Greetings from Los Angeles. Santa Monica to be specific. We'll have lots of original content for you to consume today, but lets start the day off with what others have produced.
• First up, a video preview of tonight's game from NBA.com.
• Jason Quick, The Oregonian: Two days before the Trail Blazers' first practice, and one day before the team would greet reporters for its annual media day, a season of potential took its first significant step.
It was somewhat of a secret start to the season, as coach Nate McMillan invited the cornerstones of the franchise -- Brandon Roy, LaMarcus Aldridge and Greg Oden -- to his West Linn house for dinner.
"The whole hype," Roy said, "was that Coach Nate was cooking."
Throughout the night, they talked finances. They talked football. But mostly, the subject of conversation was themselves: to one another, about one another, for one another.
In Trail Blazers parlance, it was a meeting of the Super Heroes.
• Chris Colston, USA Today: Oden, who does not wear a knee brace, says the toughest thing about the surgery is answering the same question over and over.
"I've just heard that so much — how's your knee?" he says. "It doesn't get on my nerves, but it's like, 'I just answered this five minutes ago.' "
Oden estimates that, before surgery, he could leap as high as 12 feet, 4 inches.
The best he can do now is touch the top border of the shooter's square on the backboard. But that's been good enough.
• Bethlehem Shoals, The Sporting News Blog: The NBA starts now -- well, later today -- and already, two major storylines will waft pass our noses like so much burning cinnamon. I'm not talking about Mo Williams era in Cleveland (they're playing Boston), or the debut of Derrick Rose (platoon, anyone?). No, the game we're all waiting on tonight is Lakers/Blazers, which features the next two great true centers in battle. Forget Kobe, we want to see the return of Andrew Bynum and, finally, Greg Oden in an NBA setting.
• Brian Hendrickson, The Columbian: Batum may hold the greatest potential to offer unexpected value that could create big changes on this team. The Blazers knew essentially what to expect from newcomers like Oden and Fernandez. But Batum was supposed to need a couple development seasons before becoming a significant contributor.

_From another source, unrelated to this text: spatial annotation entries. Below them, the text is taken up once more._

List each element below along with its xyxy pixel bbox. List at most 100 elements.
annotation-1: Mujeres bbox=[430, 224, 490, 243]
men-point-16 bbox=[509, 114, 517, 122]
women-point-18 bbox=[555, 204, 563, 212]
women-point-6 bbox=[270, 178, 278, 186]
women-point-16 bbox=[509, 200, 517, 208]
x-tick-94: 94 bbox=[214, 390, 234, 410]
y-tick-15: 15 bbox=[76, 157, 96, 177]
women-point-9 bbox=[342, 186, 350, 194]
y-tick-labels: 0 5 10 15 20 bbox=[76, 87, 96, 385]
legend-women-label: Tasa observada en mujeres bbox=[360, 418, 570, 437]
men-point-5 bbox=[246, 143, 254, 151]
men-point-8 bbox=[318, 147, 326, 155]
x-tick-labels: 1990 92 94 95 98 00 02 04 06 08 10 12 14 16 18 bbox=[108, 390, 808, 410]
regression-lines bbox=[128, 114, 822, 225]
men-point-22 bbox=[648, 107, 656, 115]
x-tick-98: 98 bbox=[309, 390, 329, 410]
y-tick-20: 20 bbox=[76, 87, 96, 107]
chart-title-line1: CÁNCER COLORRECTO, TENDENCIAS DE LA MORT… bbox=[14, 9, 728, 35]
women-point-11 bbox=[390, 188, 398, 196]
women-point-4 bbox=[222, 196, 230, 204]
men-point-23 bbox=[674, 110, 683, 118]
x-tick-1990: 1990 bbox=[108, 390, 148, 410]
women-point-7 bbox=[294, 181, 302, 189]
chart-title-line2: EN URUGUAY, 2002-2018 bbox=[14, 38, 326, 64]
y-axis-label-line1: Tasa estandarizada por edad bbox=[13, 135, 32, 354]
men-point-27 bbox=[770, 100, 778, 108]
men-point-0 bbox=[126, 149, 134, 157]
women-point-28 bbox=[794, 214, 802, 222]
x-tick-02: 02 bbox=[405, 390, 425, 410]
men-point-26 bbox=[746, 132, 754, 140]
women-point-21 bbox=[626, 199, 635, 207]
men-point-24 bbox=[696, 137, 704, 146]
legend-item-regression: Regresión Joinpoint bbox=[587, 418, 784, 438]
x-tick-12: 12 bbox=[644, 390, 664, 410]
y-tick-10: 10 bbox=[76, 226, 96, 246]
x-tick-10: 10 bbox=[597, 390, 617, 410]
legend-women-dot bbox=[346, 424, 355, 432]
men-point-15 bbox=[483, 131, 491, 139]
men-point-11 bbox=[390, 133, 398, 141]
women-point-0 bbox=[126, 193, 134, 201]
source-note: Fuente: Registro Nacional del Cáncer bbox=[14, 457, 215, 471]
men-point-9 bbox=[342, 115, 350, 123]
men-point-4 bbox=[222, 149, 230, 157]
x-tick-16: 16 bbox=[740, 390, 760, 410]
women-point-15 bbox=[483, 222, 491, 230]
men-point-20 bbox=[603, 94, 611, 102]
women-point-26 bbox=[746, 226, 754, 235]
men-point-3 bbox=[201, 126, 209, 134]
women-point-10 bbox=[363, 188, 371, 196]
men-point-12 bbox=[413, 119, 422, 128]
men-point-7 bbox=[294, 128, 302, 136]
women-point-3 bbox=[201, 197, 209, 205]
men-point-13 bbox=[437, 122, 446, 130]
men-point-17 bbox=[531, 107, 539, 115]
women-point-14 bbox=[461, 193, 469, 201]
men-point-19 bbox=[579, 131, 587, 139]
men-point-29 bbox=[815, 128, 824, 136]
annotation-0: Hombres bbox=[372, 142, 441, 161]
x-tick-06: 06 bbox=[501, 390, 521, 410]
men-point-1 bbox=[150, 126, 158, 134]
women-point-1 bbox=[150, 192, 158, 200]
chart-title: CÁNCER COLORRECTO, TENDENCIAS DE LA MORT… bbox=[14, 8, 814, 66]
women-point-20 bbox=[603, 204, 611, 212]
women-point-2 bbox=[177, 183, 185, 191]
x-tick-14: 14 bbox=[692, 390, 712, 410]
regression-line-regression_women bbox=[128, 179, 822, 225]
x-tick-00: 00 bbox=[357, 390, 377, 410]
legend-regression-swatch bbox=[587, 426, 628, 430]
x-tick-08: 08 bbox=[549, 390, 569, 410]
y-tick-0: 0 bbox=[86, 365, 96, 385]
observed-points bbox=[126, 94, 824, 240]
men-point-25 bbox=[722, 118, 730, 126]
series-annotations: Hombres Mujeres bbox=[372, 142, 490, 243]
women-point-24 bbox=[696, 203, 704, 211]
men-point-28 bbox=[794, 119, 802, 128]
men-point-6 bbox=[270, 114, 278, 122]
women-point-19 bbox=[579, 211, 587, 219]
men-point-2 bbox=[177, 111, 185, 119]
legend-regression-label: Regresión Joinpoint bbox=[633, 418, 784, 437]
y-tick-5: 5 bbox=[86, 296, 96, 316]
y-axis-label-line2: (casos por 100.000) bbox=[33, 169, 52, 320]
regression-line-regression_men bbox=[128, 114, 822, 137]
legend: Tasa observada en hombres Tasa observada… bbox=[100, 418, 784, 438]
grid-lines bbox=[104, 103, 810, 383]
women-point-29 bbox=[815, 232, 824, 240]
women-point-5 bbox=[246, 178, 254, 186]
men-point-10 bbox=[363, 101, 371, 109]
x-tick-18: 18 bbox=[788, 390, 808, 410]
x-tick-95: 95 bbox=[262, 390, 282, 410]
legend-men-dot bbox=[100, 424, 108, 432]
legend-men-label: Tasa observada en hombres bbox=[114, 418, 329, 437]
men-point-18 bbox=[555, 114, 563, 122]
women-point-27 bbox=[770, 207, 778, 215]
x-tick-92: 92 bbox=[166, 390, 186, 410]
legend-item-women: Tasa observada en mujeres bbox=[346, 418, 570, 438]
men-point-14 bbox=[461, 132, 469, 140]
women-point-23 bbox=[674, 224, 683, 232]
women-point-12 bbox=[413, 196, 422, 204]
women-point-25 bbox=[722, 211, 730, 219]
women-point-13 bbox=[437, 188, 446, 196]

A solid preseason has altered that view, though, and Batum’s long wingspan, quick feet and activity on the floor give Portland new defensive options at small forward for pressuring on the perimeter, rebounding and constricting passing lanes. If Batum proves capable of earning a spot in the rotation, he could add an unexpected dimension to Portland’s defense.
Broderick Turner and Mike Bresnahan, The L.A. Times: Is the Lakers' rotation set yet?
"Um, not even close," Derek Fisher said, smiling.
That's because the Mad Scientist, Lakers Coach Phil Jackson, still is in his laboratory tinkering with his formulas.
The team has played eight exhibition games and yet nothing is definitive.
The Lakers open the season tonight at Staples Center against the Portland Trail Blazers, and Monday, Jackson still wasn't forthcoming about his starting lineup.
"No, I won't say I've settled," Jackson said, "but I have a good idea, a real good idea."
• Mark Heisler, The L.A. Times: It's still early for Greg Oden, 20; Brandon Roy, 24; LaMarcus Aldridge, 23, and today's young Trail Blazers, but the place once known as Rip City pulses with the old fervor.
"[Coach] Nate McMillan and I talk about this all the time," General Manager Kevin Pritchard said. "We know we have a young team. We want to get better every single month and hopefully by April, we'll see where these young guys are."
In the best part, the young players aren't just good, they're nice, so fans can again watch the news without fear of heartbreak of embarrassment.
• The Tacoma News Tribune: With the NBA no longer in our backyard, those longing to quench their pro hoops thirst need to drive two hours south to Portland.
That’s the bad news. And that’s probably fine for some Sonics fans, who understandably would like to tell NBA commissioner David Stern to take his league and stick it where the sun don’t shine.
However, there’s good news for us pro basketball addicts looking for our NBA fix. We’ll get our money’s worth in the Rose City.